History of Delaware Valley’s Built Environment, c. 1682-2018
10-week course
This course offers participants a historical survey of the Delaware Valley from the colonial period through the early twenty-first century by examining key events and eras (the founding of Philadelphia, the Bank War of the 1830s, or the development of suburbs after WWII, for example) in tandem with various aspects of the region’s built environment (such as the original 1681 Philadelphia street plan, the Second Bank of the United States, or the homes of Levittown, PA, and Willingboro, NJ). Each week, through lecture and discussion, we will focus on a historical period and corresponding examples of the built environment to assess how those examples reflect the sense and sensibilities of the time. In addition, all participants will submit a final research paper based on a period of Delaware Valley history and a corresponding example of the built environment as both object and artifact.

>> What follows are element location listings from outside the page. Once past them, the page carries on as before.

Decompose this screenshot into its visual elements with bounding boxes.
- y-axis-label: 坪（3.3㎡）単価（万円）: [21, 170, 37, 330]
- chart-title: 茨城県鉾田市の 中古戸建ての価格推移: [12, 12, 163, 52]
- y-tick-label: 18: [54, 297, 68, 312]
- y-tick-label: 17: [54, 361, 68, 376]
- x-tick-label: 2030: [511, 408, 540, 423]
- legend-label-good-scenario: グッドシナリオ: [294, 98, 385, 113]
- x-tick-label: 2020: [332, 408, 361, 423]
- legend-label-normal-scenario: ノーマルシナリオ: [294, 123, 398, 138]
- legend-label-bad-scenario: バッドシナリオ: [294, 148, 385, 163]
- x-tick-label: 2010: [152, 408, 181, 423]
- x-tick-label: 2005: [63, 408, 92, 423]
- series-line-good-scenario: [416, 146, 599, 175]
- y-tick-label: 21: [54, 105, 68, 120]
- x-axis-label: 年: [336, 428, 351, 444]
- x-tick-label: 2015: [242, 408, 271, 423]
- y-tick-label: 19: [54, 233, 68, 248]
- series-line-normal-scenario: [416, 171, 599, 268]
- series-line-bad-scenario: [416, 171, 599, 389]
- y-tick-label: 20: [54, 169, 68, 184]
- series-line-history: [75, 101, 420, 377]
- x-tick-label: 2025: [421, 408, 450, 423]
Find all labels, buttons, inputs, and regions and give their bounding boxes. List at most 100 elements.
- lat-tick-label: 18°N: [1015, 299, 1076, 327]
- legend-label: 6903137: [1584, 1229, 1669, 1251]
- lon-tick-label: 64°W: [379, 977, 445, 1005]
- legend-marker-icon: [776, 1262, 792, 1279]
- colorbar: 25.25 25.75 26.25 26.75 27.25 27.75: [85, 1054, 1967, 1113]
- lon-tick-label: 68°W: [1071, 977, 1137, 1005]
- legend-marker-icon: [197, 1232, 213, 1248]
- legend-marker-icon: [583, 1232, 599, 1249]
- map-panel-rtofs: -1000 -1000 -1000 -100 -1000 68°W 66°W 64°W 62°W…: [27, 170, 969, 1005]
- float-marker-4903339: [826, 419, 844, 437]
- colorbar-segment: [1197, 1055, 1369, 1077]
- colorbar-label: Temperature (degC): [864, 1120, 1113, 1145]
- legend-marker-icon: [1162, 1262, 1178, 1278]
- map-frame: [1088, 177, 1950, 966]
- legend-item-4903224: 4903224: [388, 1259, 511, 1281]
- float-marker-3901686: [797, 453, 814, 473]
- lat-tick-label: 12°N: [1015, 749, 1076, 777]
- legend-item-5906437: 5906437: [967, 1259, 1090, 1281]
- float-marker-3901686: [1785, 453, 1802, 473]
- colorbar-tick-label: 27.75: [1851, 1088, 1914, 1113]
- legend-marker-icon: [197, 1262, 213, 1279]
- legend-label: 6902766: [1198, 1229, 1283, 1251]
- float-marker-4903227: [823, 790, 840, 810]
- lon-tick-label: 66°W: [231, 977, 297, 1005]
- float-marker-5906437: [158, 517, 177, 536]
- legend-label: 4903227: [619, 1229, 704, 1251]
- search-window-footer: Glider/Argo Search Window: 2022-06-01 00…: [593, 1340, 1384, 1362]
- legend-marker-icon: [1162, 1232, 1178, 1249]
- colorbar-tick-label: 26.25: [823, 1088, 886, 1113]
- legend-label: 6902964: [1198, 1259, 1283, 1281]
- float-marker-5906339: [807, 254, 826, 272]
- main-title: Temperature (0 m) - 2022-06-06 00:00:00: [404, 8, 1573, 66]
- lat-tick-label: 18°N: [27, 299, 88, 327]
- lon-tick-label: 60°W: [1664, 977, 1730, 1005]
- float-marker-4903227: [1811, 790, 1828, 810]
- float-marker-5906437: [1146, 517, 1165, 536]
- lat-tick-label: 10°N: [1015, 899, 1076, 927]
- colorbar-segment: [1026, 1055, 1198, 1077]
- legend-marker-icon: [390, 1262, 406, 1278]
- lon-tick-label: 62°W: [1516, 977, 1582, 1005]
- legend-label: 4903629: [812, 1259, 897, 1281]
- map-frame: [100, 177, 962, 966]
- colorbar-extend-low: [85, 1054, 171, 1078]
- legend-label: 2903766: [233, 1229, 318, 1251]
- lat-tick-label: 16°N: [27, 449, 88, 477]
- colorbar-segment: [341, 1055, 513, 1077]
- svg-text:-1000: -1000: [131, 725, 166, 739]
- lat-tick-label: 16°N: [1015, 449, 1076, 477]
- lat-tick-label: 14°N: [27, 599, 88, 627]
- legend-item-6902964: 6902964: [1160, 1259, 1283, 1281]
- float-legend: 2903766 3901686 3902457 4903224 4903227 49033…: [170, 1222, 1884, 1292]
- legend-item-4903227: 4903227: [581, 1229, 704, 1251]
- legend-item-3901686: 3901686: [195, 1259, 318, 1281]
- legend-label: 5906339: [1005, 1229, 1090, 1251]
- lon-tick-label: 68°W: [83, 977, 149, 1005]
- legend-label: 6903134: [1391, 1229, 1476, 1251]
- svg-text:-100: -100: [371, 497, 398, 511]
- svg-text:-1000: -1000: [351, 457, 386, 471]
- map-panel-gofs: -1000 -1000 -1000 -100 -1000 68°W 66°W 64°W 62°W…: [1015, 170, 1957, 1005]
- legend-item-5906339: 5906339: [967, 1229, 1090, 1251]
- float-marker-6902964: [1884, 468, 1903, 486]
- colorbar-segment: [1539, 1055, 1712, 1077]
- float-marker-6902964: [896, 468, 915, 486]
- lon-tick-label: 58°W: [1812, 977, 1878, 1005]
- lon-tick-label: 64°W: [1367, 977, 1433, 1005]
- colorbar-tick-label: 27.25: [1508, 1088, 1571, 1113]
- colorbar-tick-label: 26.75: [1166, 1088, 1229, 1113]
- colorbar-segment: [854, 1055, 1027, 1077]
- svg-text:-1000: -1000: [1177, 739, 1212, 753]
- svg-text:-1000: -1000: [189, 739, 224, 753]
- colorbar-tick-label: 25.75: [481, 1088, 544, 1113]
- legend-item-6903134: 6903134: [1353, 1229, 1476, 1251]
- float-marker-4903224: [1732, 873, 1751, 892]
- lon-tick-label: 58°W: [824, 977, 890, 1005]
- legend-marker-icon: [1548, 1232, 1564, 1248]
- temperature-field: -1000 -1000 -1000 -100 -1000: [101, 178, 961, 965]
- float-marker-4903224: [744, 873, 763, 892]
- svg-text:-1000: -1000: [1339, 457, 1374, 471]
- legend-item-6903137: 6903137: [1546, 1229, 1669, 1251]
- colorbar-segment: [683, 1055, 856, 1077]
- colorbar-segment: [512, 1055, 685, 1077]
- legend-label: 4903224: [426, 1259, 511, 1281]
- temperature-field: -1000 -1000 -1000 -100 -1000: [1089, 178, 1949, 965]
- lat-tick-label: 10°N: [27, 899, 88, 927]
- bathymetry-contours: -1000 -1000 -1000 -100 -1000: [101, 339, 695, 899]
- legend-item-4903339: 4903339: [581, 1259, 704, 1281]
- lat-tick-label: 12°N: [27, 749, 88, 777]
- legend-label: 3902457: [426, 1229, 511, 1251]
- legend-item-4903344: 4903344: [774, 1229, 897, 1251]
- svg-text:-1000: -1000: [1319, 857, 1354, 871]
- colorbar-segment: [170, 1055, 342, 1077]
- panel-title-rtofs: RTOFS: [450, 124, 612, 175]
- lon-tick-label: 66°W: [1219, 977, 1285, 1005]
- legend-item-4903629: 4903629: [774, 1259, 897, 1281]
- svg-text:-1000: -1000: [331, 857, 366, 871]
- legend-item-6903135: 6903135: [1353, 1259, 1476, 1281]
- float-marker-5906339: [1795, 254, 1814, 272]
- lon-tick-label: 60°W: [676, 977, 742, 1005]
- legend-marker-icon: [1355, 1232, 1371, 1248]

Instructor: Stephen Nepa (Fall 2018)
Credits: 2 CEUs; 20 AIA LUs
Stephen Nepa is an urban historian. He appears in numerous documentary films, including the Emmy Award-winning series Philadelphia: The Great Experiment. He has co-authored several books, including For His Eyes Only: the women of James Bond (Columbia Univ. Press, 2015), A Greene Country Towne: Philadelphia’s ecology in the cultural imagination (Penn State Univ. Press, 2016), and the forthcoming volume Ruin Porn: essays on the obsession with decay (Palgrave Macmillan). He received his B.A. and M.A. from the University of Nevada and his Ph.D. from Temple University. He lives in Philadelphia.